Orlean has written several books, including, My Kind of Place: Travel Stories from a Woman Who's Been Everywhere, The Bullfighter Checks Her Makeup: My Encounters with Ordinary People, Red Sox and Blue Fish, Saturday Night, Lazy Little Loafers and The Orchid Thief, a narrative about orchid poachers in Florida.
Orlean teaches creative writing at New York University and has been a writer-in-residence at several universities. She received her B.A. degree with honors from the University of Michigan and was a Nieman Fellow at Harvard University. She lives in upstate New York and Los Angeles with her husband and son.
About The Associates of The Westside Center for Independent Living:
Founded 1981 by Helen Levin, Betty Deutsch and Louise Escoe, the Associates of the Westside Center for Independent Living are a group of active community members who are dedicated to the cause of independent living for seniors and people with disabilities. In support of this mission, the Associates use their skills to educate and develop community advocates, support WCIL programs through membership development, provide volunteer services, and present fundraising events.
The WCIL Associates Steering Committee consists of: Betty Deutsch, Tea Party Hostess; Ruth Kraft, Steering Committee Chair; Suzie Levin Corben, Honorary Chair; and members Louise Escoe, Marjorie Fasman, LaVetta Forbes, Barbara Gordon, Lola Jameson, Trudy Kallis, Jean Katz, Ruth March, Marcia Solomon, Dorothy Straus, Dascha Auerbach Stuart, Ruth Tober and Phyllis Wiseman.
Westside Center For Independent Living was established in 1976 with the mission of providing seniors and people with disabilities the tools to achieve the goals of independent living self-assurance, community acceptance, unlimited access, and the right to self-determination.
Programs and services include individual and systems advocacy, assistive technology, employment services, independent living skills, information and referral, peer counseling, peer support and employment training, personal assistants, home accessibility, and Transition Services from hospital, skilled nursing facility or institutional facility and the Empowerment Alliance.

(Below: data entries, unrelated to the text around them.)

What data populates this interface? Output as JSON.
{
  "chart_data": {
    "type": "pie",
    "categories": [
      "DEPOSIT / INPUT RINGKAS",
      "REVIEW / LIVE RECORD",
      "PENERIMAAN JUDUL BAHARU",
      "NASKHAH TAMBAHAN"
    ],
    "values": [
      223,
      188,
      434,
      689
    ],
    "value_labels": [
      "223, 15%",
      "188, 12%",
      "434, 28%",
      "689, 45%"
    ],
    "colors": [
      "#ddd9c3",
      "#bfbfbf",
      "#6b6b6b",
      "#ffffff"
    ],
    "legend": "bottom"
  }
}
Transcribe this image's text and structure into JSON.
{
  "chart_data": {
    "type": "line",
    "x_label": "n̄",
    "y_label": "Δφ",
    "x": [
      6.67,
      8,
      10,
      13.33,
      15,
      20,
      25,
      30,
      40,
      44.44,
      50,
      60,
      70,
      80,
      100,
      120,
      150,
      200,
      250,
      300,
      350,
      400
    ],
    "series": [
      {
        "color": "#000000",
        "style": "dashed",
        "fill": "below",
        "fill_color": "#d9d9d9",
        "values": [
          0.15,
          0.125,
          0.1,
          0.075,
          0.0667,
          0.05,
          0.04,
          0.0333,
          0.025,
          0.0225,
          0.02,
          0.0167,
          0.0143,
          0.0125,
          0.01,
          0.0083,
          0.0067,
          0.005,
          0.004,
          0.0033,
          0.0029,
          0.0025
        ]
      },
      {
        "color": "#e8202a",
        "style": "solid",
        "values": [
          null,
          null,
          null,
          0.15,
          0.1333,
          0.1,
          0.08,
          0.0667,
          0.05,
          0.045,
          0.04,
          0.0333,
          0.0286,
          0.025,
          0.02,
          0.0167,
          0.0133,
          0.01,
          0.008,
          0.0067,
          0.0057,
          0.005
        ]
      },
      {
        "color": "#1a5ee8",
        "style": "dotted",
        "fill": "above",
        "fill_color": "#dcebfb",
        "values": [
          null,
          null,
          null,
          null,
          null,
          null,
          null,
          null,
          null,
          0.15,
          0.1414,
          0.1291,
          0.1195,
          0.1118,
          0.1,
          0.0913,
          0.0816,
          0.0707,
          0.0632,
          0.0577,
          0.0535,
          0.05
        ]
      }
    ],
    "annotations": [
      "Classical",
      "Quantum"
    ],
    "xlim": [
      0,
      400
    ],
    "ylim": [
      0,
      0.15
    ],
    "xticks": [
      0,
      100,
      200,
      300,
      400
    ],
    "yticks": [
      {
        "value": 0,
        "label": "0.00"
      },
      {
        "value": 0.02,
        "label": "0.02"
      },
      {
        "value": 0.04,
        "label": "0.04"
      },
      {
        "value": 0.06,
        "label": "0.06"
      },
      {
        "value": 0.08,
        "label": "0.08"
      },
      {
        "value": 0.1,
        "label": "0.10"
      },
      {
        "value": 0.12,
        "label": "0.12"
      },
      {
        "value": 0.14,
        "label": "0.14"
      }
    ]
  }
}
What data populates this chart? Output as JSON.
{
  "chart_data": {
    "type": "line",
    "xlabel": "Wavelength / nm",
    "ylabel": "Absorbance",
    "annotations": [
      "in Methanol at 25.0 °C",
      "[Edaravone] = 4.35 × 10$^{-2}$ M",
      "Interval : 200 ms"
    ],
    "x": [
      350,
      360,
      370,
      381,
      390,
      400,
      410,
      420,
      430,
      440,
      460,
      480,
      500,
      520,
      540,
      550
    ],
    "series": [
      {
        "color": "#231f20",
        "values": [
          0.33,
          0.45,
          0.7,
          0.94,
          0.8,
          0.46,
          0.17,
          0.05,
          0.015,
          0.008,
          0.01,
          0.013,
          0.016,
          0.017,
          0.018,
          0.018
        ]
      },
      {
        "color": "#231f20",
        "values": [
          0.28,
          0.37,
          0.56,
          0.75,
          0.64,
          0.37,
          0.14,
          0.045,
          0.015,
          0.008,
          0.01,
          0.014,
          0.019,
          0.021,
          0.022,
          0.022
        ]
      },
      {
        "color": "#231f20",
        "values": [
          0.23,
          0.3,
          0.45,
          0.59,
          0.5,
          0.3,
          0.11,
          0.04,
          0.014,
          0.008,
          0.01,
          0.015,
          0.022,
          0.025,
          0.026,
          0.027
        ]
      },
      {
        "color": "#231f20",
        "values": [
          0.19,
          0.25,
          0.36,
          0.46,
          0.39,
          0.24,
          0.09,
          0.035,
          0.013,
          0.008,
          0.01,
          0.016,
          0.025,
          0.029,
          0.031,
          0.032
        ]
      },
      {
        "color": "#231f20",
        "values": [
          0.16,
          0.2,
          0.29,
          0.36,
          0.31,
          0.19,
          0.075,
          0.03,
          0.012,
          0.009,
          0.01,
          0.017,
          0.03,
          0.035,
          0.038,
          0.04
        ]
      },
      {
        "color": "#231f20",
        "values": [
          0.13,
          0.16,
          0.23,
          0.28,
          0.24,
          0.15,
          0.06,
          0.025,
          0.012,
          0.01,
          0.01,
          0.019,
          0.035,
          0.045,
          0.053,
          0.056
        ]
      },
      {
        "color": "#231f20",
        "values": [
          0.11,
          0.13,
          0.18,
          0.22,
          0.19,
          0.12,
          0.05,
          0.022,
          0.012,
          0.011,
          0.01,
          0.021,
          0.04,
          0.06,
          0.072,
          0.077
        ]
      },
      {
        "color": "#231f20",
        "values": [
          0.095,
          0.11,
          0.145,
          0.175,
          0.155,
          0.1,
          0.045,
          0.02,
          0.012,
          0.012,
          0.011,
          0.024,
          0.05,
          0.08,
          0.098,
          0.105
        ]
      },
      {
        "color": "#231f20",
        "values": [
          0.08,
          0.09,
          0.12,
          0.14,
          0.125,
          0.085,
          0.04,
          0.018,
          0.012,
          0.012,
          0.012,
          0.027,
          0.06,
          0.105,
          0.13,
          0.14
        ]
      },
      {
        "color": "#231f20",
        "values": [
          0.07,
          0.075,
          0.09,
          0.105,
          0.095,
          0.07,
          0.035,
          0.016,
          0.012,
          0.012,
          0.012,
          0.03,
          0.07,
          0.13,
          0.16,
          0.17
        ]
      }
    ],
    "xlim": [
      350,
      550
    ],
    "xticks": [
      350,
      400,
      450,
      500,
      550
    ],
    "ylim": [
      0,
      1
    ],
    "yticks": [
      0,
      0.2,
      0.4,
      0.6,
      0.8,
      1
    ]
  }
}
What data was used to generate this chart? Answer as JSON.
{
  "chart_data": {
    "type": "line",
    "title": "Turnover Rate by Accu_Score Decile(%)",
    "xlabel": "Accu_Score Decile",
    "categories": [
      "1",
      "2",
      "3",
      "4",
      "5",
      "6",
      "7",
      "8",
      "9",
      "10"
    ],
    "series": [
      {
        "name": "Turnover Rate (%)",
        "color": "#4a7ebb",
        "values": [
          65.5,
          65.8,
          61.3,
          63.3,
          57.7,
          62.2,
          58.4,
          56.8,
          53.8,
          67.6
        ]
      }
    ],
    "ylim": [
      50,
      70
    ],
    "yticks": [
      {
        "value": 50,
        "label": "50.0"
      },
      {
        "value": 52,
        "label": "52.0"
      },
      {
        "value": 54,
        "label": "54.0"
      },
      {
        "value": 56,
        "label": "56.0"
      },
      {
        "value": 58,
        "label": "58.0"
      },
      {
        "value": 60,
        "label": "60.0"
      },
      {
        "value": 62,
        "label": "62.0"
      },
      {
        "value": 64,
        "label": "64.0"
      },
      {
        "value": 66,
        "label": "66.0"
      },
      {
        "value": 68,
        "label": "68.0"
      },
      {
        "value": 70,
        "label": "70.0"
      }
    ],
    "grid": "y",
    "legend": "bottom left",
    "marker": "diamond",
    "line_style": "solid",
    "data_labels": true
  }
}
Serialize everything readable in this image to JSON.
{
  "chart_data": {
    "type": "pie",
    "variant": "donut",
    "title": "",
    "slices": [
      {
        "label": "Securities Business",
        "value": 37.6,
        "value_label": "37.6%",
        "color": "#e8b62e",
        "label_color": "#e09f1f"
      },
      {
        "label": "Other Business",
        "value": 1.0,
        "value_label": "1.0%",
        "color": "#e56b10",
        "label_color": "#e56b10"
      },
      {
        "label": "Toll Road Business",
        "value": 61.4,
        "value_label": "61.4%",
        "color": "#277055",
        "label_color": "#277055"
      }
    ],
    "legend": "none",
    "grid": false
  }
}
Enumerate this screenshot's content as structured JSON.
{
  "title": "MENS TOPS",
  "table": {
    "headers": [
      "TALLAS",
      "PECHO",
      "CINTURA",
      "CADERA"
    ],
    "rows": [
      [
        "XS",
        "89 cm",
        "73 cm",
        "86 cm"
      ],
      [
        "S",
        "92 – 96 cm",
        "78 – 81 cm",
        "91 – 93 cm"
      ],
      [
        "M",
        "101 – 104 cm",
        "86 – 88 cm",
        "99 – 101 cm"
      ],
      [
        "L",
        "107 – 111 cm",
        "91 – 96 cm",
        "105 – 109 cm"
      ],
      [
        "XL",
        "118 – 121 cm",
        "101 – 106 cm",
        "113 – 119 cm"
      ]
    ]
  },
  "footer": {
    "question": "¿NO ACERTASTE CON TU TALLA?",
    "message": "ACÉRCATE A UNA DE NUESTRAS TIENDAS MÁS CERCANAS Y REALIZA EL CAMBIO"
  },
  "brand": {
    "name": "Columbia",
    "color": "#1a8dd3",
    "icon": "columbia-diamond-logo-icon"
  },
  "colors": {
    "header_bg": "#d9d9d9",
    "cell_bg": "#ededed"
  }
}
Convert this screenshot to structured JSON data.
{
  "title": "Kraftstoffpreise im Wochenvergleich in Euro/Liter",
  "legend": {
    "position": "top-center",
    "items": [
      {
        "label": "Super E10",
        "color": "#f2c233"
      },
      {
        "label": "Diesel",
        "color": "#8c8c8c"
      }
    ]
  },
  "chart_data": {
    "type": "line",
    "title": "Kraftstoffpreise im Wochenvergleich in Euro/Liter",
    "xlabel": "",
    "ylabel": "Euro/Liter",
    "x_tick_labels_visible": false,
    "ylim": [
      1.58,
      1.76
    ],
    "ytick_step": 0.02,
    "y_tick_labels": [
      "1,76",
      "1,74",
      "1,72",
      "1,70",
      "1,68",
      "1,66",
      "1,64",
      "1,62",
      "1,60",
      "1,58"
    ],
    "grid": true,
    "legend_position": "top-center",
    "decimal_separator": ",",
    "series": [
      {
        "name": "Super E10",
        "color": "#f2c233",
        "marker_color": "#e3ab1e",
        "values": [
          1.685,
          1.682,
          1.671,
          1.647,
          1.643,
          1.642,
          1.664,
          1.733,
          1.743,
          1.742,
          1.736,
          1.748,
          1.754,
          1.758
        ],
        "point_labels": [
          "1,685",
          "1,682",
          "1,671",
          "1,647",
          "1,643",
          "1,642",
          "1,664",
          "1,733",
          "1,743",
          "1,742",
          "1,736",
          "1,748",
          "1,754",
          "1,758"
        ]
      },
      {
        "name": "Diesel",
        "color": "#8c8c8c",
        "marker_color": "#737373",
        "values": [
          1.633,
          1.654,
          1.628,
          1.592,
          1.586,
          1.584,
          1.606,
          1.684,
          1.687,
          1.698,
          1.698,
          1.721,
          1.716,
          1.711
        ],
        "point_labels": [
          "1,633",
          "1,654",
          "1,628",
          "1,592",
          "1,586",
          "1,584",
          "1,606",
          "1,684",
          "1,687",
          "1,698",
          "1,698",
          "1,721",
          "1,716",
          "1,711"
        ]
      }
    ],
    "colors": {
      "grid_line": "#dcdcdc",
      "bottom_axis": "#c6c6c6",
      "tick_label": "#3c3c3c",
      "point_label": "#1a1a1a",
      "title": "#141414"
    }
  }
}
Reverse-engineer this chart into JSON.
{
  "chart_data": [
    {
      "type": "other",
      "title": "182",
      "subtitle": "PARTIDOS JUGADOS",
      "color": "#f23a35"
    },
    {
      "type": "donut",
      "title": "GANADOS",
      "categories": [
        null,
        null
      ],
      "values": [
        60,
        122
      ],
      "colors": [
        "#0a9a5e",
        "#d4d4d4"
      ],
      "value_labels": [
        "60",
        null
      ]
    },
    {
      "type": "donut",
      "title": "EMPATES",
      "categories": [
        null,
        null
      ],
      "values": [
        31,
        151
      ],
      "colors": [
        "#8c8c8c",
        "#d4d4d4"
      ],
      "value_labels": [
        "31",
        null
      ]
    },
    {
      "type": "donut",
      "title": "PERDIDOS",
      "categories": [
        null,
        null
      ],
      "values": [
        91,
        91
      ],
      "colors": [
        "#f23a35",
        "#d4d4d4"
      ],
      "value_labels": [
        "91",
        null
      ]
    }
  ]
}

More than 70% of WCIL's staff is made up of people with disabilities. Each staff member has a unique commitment to assist others with disabilities, and their understanding, guidance and support gives those we serve the confidence to reach out toward their own independence.
WCIL has three Westside service sites, Mar Vista, Santa Monica, and Redondo Beach, providing programs and services. The geographic service area runs from Malibu to San Pedro, to West Hollywood, and included the Westside of Los Angeles along with Carson.